Numa intervenção na abertura do Fórum Cotec para a Inovação, que decorre no Estoril, Cavaco Silva fez um discurso centrado na economia, lembrando que a nível mundial existe ainda uma “situação de alguma fragilidade”, pois apesar de os sinais de recuperação há “um conjunto de circunstâncias que trazem uma particular dose de incerteza à análise do futuro próximo”.

Contudo, e apesar que continuarem a existir motivos para encarar o futuro com “prudência e sentido de responsabilidade”, com a turbulência dos mercados europeus de dívida pública, importa ter presente que “nenhuma recessão é permanente”, sublinhou o chefe de Estado.

“É por isso que os empresários devem olhar com redobrada atenção para um leque alargado de países, mercados e soluções de negócio. As oportunidades existem. Cabe às empresas perceber e explorar essas oportunidades, capitalizando as suas competências específicas”, sustentou.

Desta forma, continuou o chefe de Estado, as empresas portuguesas devem estar particularmente atentas às oportunidades de negócio que poderão ser conseguidas em muitas economias ditas emergentes, como a China, a Índia, o Brasil, Moçambique ou Angola, país que receberá precisamente a visita de Cavaco Silva dentro de pouco mais de uma semana.
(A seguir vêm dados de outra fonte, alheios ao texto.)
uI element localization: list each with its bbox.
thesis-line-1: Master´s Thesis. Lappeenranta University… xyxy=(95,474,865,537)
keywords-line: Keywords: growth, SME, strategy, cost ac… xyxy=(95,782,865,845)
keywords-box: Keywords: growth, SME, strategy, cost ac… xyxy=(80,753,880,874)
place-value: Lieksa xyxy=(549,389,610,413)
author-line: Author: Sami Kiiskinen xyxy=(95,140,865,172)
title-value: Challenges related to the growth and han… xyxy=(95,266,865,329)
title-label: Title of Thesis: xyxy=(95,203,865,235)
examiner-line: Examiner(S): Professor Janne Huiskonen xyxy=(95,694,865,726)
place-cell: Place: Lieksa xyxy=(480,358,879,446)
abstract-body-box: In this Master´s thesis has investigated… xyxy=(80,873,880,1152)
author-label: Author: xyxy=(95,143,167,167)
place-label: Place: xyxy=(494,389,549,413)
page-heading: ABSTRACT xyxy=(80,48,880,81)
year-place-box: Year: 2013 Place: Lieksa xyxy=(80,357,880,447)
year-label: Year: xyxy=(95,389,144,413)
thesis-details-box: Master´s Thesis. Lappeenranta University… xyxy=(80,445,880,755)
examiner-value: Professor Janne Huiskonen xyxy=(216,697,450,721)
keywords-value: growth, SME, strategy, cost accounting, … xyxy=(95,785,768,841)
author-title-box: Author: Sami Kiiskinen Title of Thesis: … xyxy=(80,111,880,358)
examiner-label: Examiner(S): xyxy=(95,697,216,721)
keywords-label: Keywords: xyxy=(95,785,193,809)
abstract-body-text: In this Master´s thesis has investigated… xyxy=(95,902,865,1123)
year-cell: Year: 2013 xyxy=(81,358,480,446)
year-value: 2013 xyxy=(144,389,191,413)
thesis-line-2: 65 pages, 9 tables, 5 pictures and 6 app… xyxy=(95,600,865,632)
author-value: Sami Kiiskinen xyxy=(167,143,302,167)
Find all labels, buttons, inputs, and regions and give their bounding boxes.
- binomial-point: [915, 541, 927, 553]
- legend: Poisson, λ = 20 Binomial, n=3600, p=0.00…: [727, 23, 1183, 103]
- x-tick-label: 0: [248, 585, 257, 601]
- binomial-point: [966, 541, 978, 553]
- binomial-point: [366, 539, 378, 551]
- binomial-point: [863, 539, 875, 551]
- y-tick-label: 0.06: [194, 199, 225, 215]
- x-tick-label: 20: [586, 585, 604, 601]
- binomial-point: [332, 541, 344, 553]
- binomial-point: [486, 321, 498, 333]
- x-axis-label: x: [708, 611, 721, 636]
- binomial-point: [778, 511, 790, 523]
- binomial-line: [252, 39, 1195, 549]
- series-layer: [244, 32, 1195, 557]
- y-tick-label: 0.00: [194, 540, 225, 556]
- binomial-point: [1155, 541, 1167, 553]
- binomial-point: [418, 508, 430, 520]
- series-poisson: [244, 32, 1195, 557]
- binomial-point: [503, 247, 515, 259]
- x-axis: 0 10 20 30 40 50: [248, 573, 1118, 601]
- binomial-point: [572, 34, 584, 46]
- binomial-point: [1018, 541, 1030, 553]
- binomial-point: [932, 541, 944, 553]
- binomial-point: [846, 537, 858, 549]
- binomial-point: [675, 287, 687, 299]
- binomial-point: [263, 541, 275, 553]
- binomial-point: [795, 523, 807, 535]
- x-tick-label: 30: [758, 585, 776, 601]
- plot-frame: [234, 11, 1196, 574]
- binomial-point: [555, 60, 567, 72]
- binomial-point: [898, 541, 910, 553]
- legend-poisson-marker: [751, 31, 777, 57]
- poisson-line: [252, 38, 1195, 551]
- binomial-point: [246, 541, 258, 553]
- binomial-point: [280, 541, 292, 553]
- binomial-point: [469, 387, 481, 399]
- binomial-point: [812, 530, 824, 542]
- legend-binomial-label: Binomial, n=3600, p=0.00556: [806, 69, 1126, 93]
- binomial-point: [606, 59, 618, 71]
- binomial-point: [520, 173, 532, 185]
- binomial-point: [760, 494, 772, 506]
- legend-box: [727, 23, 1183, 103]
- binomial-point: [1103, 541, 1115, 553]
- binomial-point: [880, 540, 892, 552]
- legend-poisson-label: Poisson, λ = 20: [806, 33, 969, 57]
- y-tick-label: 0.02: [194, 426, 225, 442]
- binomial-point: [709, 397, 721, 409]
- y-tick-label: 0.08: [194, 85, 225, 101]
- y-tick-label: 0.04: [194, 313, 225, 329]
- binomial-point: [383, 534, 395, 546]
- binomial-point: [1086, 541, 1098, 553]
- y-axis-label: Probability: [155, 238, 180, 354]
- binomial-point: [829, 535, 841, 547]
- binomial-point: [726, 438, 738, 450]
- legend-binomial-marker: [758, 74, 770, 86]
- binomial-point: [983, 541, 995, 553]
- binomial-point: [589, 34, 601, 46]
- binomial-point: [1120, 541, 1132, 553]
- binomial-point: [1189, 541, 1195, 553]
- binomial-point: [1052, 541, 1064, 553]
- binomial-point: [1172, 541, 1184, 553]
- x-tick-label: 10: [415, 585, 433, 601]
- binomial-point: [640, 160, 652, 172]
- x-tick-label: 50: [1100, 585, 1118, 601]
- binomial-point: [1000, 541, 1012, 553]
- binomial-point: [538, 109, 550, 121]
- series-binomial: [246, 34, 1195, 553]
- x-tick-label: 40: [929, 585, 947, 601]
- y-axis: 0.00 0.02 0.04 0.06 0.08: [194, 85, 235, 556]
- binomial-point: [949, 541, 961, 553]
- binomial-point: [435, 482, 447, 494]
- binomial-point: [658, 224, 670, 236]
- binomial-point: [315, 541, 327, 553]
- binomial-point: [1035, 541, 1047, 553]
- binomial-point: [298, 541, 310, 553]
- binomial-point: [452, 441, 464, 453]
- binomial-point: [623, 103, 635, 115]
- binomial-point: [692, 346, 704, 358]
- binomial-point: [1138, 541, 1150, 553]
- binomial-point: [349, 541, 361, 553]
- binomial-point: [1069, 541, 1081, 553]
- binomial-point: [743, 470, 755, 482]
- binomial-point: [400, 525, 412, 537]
Numa nota de “confiança”, Cavaco Silva insistiu ainda numa ideia que ao longo dos últimos meses tem insistido, recordando que “todas as crises encerram riscos, mas abrem, simultaneamente, novas oportunidades”.

Nesse sentido, o Presidente da República voltou a referir a importância da aposta nas exportações, aconselhando a que seja contrariada a “arriscada concentração num número limitado de destinos de negócios”.

“É imperioso que mais empresas passem a exportar para um maior número de mercados”, salientou, considerando que a abertura das empresas portuguesas ao exterior “é o caminho inadiável para que a economia nacional retome uma trajetória de crescimento sustentado”.

Por isso, frisou, “o desígnio nacional” da economia portuguesa deverá ser incentivar e impulsionar mais empresas para competir no plano global.

Cavaco Silva deixou ainda um apelo direto aos empresários, exortando-os a que “agarrem as oportunidades com empenho, ética, profissionalismo e cultura de inovação”.

“O sucesso em mercados exteriores nunca é obra do acaso, mas sim da capacidade de engenho e da criatividade humana”, defendeu.